The encounter occurred aboard a recent IndiGo airlines flight from Mumbai to Lucknow.

Kamra says he met Mr Goswami aboard the plane and “politely asked him to have a conversation”, but that the journalist had “pretended to be on a phone call”.

After repeatedly trying to ask him questions on journalism, Kamra took the video of him berating Mr Goswami using some of his own catchphrases like “the nation wants to know!” He also repeatedly asks “if Arnab is a coward or a nationalist”.

The video quickly went viral – with some quipping that it was the only time they had ever seen Mr Goswami silent. Wearing sunglasses and earphones, he steadfastly ignores Kamra for the entire duration of the video.

Image copyright AFP
Image caption Arnab Goswami is a household name in India

Hours later, IndiGo Airlines tweeted that it was suspending him, also tagging the aviation minister.

The minister, Hardeep Singh Puri, responded by asking all other airlines to follow suit.
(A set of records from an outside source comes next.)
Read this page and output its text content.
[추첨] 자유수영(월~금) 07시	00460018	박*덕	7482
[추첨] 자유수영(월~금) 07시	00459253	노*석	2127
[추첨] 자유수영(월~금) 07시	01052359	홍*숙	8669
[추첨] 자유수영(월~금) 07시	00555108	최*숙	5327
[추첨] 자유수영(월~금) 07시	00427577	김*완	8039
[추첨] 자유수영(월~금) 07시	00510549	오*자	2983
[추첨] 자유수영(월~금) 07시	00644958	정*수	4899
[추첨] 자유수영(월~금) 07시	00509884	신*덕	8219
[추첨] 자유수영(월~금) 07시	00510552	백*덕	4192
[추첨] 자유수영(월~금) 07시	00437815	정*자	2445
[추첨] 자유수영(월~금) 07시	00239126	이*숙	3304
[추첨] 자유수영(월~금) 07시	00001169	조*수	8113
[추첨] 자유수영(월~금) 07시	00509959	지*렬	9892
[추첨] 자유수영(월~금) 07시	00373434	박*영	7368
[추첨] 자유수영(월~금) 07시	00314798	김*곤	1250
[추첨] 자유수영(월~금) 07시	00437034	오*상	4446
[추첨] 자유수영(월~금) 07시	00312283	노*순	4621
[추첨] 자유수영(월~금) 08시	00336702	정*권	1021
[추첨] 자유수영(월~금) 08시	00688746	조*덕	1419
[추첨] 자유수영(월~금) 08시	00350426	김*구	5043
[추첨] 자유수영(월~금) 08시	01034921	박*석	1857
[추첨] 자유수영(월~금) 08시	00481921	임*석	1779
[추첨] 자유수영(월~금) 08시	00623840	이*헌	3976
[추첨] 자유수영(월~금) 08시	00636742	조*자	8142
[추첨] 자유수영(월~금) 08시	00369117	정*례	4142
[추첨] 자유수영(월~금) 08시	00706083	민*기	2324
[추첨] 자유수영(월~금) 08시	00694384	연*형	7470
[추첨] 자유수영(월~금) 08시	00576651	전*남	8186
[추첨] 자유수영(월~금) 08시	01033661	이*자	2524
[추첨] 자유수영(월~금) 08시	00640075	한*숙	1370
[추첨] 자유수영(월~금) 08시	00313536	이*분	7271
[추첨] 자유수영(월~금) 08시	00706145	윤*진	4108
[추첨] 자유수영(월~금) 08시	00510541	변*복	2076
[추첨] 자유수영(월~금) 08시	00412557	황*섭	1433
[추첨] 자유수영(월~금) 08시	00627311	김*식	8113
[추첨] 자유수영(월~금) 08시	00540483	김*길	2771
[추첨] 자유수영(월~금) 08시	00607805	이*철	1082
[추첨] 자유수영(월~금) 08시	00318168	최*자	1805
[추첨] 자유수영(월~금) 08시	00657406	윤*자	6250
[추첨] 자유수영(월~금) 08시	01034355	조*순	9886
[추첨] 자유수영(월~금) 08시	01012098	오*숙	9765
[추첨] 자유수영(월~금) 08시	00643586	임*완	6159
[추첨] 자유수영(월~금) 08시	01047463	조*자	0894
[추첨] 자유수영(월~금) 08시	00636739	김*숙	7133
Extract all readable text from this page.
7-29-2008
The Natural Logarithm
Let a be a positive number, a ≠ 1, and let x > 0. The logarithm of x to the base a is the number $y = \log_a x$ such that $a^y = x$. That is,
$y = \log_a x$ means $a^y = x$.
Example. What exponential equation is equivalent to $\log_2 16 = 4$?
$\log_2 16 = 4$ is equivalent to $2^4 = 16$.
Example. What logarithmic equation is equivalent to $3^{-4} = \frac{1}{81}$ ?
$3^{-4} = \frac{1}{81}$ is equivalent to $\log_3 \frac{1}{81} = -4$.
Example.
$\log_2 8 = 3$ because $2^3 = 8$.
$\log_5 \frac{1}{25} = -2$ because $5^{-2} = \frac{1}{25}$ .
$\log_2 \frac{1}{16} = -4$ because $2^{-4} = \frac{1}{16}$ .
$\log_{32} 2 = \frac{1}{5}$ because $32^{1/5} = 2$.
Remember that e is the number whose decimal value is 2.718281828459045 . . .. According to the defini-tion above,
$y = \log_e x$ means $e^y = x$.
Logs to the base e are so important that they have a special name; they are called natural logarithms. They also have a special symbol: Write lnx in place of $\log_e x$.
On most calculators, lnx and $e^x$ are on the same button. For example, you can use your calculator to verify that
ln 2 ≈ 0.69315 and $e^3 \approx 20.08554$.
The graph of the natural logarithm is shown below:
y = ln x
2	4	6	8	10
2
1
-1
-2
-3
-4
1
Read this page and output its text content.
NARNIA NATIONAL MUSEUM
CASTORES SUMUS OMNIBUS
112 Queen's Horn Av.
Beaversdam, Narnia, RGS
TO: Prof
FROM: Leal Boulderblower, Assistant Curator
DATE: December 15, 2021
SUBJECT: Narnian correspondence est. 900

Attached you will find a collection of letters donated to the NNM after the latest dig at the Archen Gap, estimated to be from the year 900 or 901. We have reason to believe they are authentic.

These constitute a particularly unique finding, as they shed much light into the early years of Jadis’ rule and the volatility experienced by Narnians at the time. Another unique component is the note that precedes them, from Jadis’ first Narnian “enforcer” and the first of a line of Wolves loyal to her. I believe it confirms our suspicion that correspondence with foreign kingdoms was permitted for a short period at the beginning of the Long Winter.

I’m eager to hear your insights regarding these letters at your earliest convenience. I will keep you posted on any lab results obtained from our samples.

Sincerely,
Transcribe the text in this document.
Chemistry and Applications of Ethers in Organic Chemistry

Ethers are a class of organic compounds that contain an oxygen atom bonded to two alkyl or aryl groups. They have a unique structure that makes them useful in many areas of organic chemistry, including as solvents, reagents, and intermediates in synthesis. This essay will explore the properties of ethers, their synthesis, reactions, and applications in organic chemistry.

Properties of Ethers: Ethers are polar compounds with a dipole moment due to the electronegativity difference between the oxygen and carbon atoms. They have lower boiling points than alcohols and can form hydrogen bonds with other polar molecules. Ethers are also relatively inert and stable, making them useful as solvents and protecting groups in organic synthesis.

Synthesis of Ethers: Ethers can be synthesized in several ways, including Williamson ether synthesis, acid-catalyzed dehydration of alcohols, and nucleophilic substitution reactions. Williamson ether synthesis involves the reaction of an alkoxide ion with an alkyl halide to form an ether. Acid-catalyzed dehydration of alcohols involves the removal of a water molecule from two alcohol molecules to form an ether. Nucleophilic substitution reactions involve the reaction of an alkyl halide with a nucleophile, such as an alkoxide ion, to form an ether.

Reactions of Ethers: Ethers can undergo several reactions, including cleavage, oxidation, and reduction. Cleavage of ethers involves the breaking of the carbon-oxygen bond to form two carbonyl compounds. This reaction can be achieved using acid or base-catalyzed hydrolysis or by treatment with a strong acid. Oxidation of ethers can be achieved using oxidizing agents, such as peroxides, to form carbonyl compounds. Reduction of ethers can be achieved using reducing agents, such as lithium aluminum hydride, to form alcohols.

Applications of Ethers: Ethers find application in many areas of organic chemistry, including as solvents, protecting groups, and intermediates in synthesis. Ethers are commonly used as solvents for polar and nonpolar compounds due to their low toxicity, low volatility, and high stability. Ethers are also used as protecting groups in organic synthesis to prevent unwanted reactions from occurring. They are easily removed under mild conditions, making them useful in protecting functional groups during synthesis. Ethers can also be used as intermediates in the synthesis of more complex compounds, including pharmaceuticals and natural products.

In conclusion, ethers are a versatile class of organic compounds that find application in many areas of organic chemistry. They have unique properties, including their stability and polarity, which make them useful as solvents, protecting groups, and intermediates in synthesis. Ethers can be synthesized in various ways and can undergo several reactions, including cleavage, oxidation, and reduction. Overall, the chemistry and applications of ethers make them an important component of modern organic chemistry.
So far, the national carrier, Air India, and SpiceJet have responded.

But, many people on social media are calling the decision an example of “blatant double standards”, especially since Mr Goswami’s reporters have, in the past, gone up to newsmakers and stridently demanded answers to questions.

IndiGo apologises for passenger altercation

Among them, was Shashi Tharoor, a leader of the main opposition Congress party, who had been targeted in the past. “His goons, armed with cameras and mics as their weapons, have done exactly the same thing to me, in almost exactly the same words, on two separate flights until asked to desist by air crew,” he tweeted.

Others called the move a “blatantly political decision” – they pointed out that a BJP MP who recently created a row aboard a flight was not punished.

The hashtag #BoycottIndigo has been trending on Twitter, although some of the tweets have been in support of the ban, calling Kamra a “nuisance” and a “threat to passenger safety”.

Mr Kamra, for his part does not seem entirely fazed by his two-airline ban, or the criticism that has come his way for his video.

In a later statement, he said he was “not sorry” because he did not think he had done anything “wrong or criminal”. He also apologised to “every passenger except one”.